Toutefois, vous le savez comme moi, puisque vous étiez là pendant les travaux du comité : plusieurs experts, notamment le commissaire à la vie privée, Philippe Dufresne, et le professeur de science politique Thierry Chiasson, de l’Université Laval, ont été fort critiques du fait que les partis politiques ne respectent pas ce que l’on considère comme le minimum en matière de protection de la vie privée, par exemple dans la Loi sur la protection des renseignements personnels et les documents électroniques, la LPRPDE.
Par conséquent, comment voyez-vous les choses? En effet, sur des choses aussi simples que le fait de demander une permission pour obtenir des renseignements personnels, comme on nous l’a dit, en général, les partis politiques font beaucoup appel aux réseaux sociaux pour recueillir de l’information sur les électeurs. Comment justifiez-vous le fait qu’on n’a pas encore atteint le seuil acceptable pour les experts en matière de protection de la vie privée en ce qui concerne les partis politiques?
Mesdames les sénatrices Miville-Dechêne et Mohamed, je veux simplement vous indiquer que le temps alloué est écoulé.
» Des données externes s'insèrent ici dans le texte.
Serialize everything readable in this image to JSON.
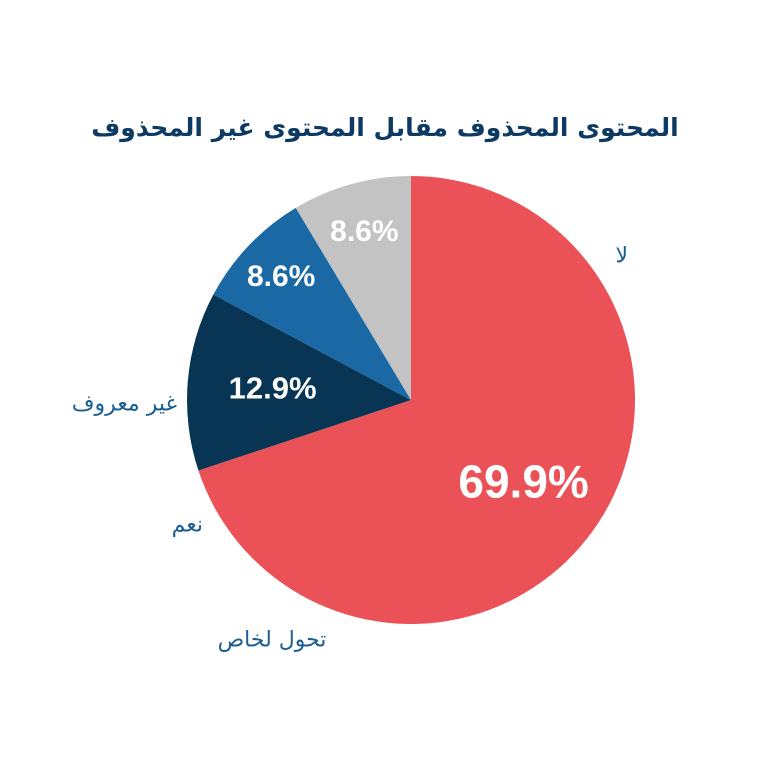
{
  "chart_data": {
    "type": "pie",
    "title": "المحتوى المحذوف مقابل المحتوى غير المحذوف",
    "slices": [
      {
        "label": "لا",
        "value": 69.9,
        "value_label": "69.9%",
        "color": "#eb5257",
        "text_color": "#ffffff"
      },
      {
        "label": "تحول لخاص",
        "value": 12.9,
        "value_label": "12.9%",
        "color": "#073553",
        "text_color": "#ffffff"
      },
      {
        "label": "نعم",
        "value": 8.6,
        "value_label": "8.6%",
        "color": "#1a69a5",
        "text_color": "#ffffff"
      },
      {
        "label": "غير معروف",
        "value": 8.6,
        "value_label": "8.6%",
        "color": "#c3c3c3",
        "text_color": "#5a5a5a"
      }
    ],
    "start_angle": "12 o'clock",
    "direction": "clockwise"
  }
}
Demandez-vous plus de temps pour répondre à la question?
Si le Sénat est d’accord, oui, je vous prie.
Le consentement est-il accordé, honorables sénateurs?
Le consentement est accordé pour une question.
Merci beaucoup de la question.
Les pratiques des partis politiques en matière de protection des renseignements personnels sont un aspect absolument crucial. J’ai posé la même question, et je peux maintenant affirmer sans hésitation que l’on s’entend pour dire que cela relève du fonctionnement des partis politiques. La Loi sur la protection des renseignements personnels et les documents électroniques peut s’appliquer dans un cas précis, et la Loi sur la protection des renseignements personnels, dans un autre. Cependant, comme je l’ai dit dans mon intervention, il est extrêmement important que les partis disposent de la marge de manœuvre nécessaire pour mener à bien leur travail.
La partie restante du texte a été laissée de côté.